I turned 50 years old a couple of days ago. Congratulations to me.
Even after a half century of life, I’m still a child in many ways. If you believe my wife, that’s not a bad thing. She says I’m “childlike”, not “childish”, which I guess means I have more in common with a playful imp than a spoiled brat. But I know that even at fifty, I still have deposits of immaturity running through me. I am embarrassed by them when they reveal themselves. I hate it when I catch myself being self-centered and selfish. I hate it even more when I don’t catch it. At least when I catch it I can hopefully mitigate the damage by apologizing. Not catching it just confirms that I’m still an asshole and have some growing to do.

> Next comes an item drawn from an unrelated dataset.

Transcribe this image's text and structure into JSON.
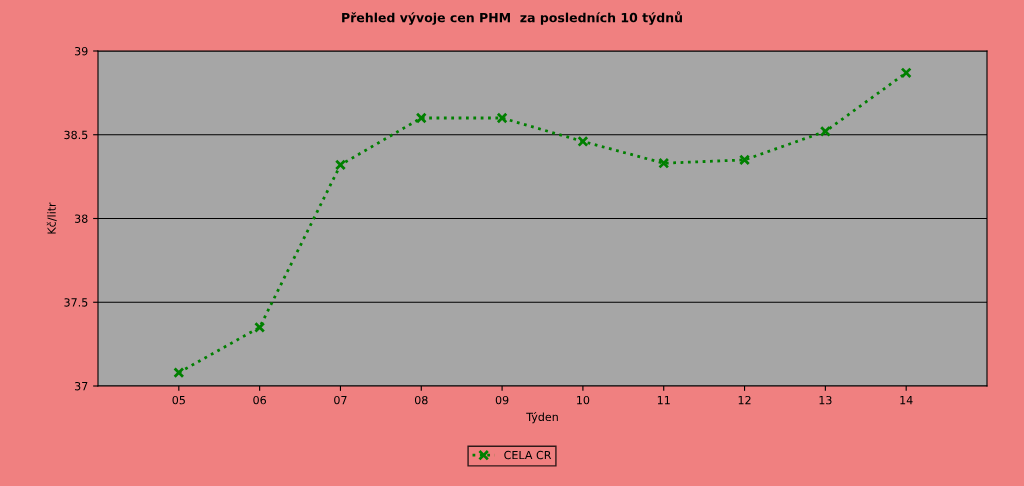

However, there are advantages to keeping that inner child alive and active within us. It is the source of our adventuring and experimentation. It is what helps us attempt what is new and appreciate what is old. It is the part inside that is immune from the growing cynicism that accompanies a pessimistic interpretation of our experience. And it is the part that allows us to take chances.
My painting is the physical manifestation of my inner adventurous child. And as with any adventure, exploration is the key. Not only must we explore where to go, we must also explore how to get there. The styles and methods we use are the voices we use to tell the story of that adventure.
Over the years we develop many voices. We have a social voice, a poetic voice, a problem-solving voice. We have our humor voices and our tenderness voices and our serious voices. Each one can be identified as ours by those who know us. They are the way we do things. They are our signatures. Some are adaptations of others. Some are unique. But all can be recognized as ours.
I’ve been looking for my painting voice — that distinct style I hope is originally me. Much of what I do is old hat. It’s easily identified as abstract expressionism. And for me, that is a good start. I enjoy it and find it fulfilling to create in this way. But there is something missing. There is nothing in what I do that would differentiate it from any other splatter/drip painter (except for my obvious lack of talent).
And it’s time to change that.
So, the picture below is an attempt to utter a creative sound that hints at a different direction, but still incorporates the abstract expressionism I find so magnetic. I don’t know if it will work for others, but it works for me.
And I had fun doing it.
That’s really all that matters to an inner child anyway, right?